A isso juntam-se várias publicações em grupos fechados de enfermeiros no Facebook que mostraram, ao longo do dia, enfermeiros em greve em vários hospitais, bem como denúncias de hospitais que estariam a pressionar funcionários como dizer que mesmo os que estejam a cumprir serviços mínimos, em greve, levariam falta injustificada. Foi o caso do Hospital de Setúbal. Depois desta comunicação, ao que parece, na urgência, a adesão subiu para os 100%. O hospital não comentou números.

Sindicato fala em adesão de 85%, Governo fica em silêncio, hospitais admitem impacto

Segundo o Sindicato dos Enfermeiros que, juntamente com o Sindicato Independente dos Profissionais de Enfermagem (SIPE), marcou esta greve de cinco dias, a adesão à greve na manhã desta segunda-feira rondou os 85% em todo o País, com especial impacto nos blocos cirúrgicos e nas consultas externas, a que se juntaram várias concentrações de enfermeiros de norte a sul.

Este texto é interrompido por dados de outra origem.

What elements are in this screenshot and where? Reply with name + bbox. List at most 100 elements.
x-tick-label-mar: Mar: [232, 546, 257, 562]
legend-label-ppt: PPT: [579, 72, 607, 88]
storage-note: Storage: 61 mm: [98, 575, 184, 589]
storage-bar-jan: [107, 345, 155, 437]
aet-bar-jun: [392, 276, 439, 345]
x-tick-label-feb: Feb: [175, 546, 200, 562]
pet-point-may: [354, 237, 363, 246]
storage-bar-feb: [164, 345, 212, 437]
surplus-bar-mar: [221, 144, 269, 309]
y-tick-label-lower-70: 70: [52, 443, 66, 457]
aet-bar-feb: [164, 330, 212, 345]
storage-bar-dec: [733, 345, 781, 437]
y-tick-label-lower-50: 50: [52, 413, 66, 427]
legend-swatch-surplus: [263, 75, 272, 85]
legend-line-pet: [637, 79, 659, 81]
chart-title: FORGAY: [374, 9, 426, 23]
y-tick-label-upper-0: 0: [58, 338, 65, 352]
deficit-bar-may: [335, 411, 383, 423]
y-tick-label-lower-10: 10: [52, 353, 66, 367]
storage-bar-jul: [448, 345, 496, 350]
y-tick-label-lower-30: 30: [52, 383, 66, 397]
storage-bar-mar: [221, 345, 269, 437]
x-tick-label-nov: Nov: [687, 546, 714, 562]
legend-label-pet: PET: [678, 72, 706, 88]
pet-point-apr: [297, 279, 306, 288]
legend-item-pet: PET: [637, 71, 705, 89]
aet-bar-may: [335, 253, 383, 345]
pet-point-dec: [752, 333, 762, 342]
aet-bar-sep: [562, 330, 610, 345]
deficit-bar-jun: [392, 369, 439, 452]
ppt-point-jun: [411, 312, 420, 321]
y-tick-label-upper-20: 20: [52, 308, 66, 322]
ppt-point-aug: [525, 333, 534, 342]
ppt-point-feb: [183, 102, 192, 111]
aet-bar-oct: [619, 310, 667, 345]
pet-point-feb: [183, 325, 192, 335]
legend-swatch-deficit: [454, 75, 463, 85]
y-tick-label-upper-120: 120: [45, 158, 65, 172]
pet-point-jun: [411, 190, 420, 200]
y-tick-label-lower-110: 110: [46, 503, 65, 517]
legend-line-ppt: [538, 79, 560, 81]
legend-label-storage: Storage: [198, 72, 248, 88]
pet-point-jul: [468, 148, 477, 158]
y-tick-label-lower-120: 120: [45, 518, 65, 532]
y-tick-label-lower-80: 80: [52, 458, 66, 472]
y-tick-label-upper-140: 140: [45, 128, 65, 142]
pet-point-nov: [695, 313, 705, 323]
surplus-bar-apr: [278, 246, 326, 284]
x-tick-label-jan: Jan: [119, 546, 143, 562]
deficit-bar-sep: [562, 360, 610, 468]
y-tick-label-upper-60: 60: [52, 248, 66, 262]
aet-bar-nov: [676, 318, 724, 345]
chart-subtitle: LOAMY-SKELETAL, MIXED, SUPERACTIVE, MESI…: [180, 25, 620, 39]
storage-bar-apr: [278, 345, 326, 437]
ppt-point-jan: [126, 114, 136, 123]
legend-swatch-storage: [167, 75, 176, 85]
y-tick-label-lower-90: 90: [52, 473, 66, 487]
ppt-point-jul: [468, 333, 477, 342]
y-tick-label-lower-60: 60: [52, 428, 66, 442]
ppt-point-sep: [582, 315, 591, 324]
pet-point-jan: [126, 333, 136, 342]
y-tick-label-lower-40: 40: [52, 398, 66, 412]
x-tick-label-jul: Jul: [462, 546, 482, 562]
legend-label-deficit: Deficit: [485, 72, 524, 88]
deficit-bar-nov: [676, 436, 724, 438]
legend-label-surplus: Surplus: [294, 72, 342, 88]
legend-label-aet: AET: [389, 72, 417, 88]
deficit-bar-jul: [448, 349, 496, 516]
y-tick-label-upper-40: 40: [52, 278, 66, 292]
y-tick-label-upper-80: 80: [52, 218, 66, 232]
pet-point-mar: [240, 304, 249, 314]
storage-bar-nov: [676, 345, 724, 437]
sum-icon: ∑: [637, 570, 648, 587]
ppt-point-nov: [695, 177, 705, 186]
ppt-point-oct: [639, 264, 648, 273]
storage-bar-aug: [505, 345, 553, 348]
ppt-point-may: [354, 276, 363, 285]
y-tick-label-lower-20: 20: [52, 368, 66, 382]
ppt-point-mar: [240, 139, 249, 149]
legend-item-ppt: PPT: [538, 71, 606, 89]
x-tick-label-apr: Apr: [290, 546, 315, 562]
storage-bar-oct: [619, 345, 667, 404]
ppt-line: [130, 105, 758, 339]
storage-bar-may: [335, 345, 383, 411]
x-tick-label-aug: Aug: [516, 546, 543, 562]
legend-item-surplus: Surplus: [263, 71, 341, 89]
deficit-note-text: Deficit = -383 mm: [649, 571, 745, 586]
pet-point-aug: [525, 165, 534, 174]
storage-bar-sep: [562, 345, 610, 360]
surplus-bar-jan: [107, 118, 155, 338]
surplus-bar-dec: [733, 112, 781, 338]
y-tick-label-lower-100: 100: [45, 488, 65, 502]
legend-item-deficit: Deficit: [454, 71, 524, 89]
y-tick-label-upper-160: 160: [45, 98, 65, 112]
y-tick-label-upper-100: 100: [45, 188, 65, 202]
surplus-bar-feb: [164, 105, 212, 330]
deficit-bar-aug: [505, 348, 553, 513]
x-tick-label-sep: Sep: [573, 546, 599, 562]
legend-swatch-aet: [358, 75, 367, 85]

O Observador procurou saber junto do Ministério da Saúde qual a adesão à greve, mas o Governo mantém o princípio de não comentar números de greves. O mesmo aconteceu com as Administrações Regionais de Saúde que ou não responderam ou responderam reencaminhando para os hospitais. Dos contactados, apenas o Instituto Português de Oncologia (IPO) de Lisboa avançou com um número: 30%.

Hoje, 11 de setembro, o nível de adesão à greve no IPO Lisboa foi de cerca de 30%. Ainda assim, o Instituto conseguiu assegurar o funcionamento de todos os serviços, incluindo o bloco operatório”, declarou o gabinete de comunicação daquela instituição, admitindo que “é provável que consultas ou cuidados menos urgentes possam ter sido adiados”.

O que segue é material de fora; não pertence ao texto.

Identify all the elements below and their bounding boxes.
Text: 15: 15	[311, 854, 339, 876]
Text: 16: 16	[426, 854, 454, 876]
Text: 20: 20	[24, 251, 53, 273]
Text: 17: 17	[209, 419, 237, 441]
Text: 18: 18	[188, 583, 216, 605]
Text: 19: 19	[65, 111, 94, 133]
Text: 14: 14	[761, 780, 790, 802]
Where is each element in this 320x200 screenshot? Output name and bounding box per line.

Também o Centro Hospitalar Lisboa Central (que inclui a MAC e a Estefânia) respondeu que se notou “efetivamente, algumas ausências de profissionais de enfermagem em alguns serviços”.

Já o conselho de administração do Centro Hospitalar Lisboa Norte (que inclui o Santa Maria) respondeu dizendo que “entende dever informar, a bem da verdade dos factos e não contribuir para a desinformação pública, que está a cumprir com irrepreensível rigor e bom senso a legislação e que não existe registo de qualquer situação de conflito entre profissionais e chefias de enfermagem, prevalecendo o interesse público e a prestação de cuidados essenciais aos doentes”, mas sem avançar com números.

Alexandre Lourenço, presidente da Associação Portuguesa de Administradores Hospitalares (APAH), confirmou ao Observador que a greve “está a ter impacto em termos de cancelamento da atividade” mas que “hoje estava à espera de mais impacto, por exemplo, ao nível da urgência e não percebemos grande impacto”. Cenário diferente se verificou ao nível das cirurgias, onde houve “cancelamentos”, mas porque “bastará faltar uma pessoa para a cirurgia, em princípio, ser cancelada”. O maior problema, sublinhou, é que “não nos podemos antecipar a esta greve adiando ou antecipando consultas, exames e cirurgias, e o transtorno para os utentes é maior também”.

A greve que se iniciou à meia noite desta segunda-feira e que se estende até sexta-feira foi considerada irregular pelo Governo por, segundo o Ministério do Trabalho, não ter sido entregue o pré-aviso de greve com 10 dias de antecedência. O presidente do Sindicato dos Enfermeiros, José Azevedo, e o SIPE não baixaram os braços e mantiveram a greve.

Os enfermeiros reivindicam a introdução da categoria de especialista na carreira de enfermagem, com respetivo aumento salarial, bem como a aplicação do regime das 35 horas de trabalho para todos os enfermeiros.

O Sindicato dos Enfermeiros Portugueses (SEP) não se juntou à greve porque diz que estavam marcadas reuniões para estes dias, uma das quais com o ministro da Saúde, já com a apresentação de uma proposta de acordo, que tem lugar já esta terça-feira e que foi preparada juntamente com o primeiro-ministro, conforme noticiou a Lusa esta segunda-feira.